Empresário é julgado por júri popular acusado de matar esposa após discussão por futebol
Leonardo Souza Ceschini responde por homicídio qualificado após matar Érica Ceschini com facadas em 2021
Por Redação Diário Local
O júri popular para o julgamento de Leonardo Souza Ceschini acontece nesta segunda-feira (31), a partir das 12h30, no Fórum Criminal da Barra Funda, em São Paulo. O empresário é acusado de matar a esposa, Érica Fernandes Alves Ceschini, com oito golpes de faca após uma discussão motivada por futebol em 2021.

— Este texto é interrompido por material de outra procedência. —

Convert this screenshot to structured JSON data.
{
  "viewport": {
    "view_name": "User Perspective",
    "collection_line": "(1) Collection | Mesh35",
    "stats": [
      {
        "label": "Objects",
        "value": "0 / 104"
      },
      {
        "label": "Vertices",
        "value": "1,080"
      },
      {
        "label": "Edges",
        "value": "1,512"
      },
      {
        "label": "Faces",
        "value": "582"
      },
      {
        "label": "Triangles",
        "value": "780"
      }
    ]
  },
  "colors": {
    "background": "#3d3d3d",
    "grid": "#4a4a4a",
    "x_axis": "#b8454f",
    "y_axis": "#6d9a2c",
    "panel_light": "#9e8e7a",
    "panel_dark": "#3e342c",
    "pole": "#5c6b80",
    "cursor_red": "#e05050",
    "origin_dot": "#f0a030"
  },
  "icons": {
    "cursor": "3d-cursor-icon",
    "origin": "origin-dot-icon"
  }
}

A vítima, também de 34 anos, foi morta em 31 de janeiro de 2021, no bairro São Domingos, na Zona Norte da capital paulista. Leonardo responde em liberdade pelo crime de homicídio doloso qualificado por feminicídio, motivo fútil e meio cruel.
De acordo com investigação, o crime ocorreu na frente dos filhos do casal, dois gêmeos que tinham cerca de 2 anos na época. Um laudo pericial psicológico indicou que as crianças presenciaram o assassinato enquanto estavam no apartamento onde a família morava.
O que motivou o crime?
A acusação aponta que o crime foi desencadeado por uma discussão sobre futebol. Na ocasião, o casal — cujos torcimentos eram rivais — discutiu após a final da Copa Libertadores, ocorrida no dia anterior ao crime, em 30 de janeiro de 2021.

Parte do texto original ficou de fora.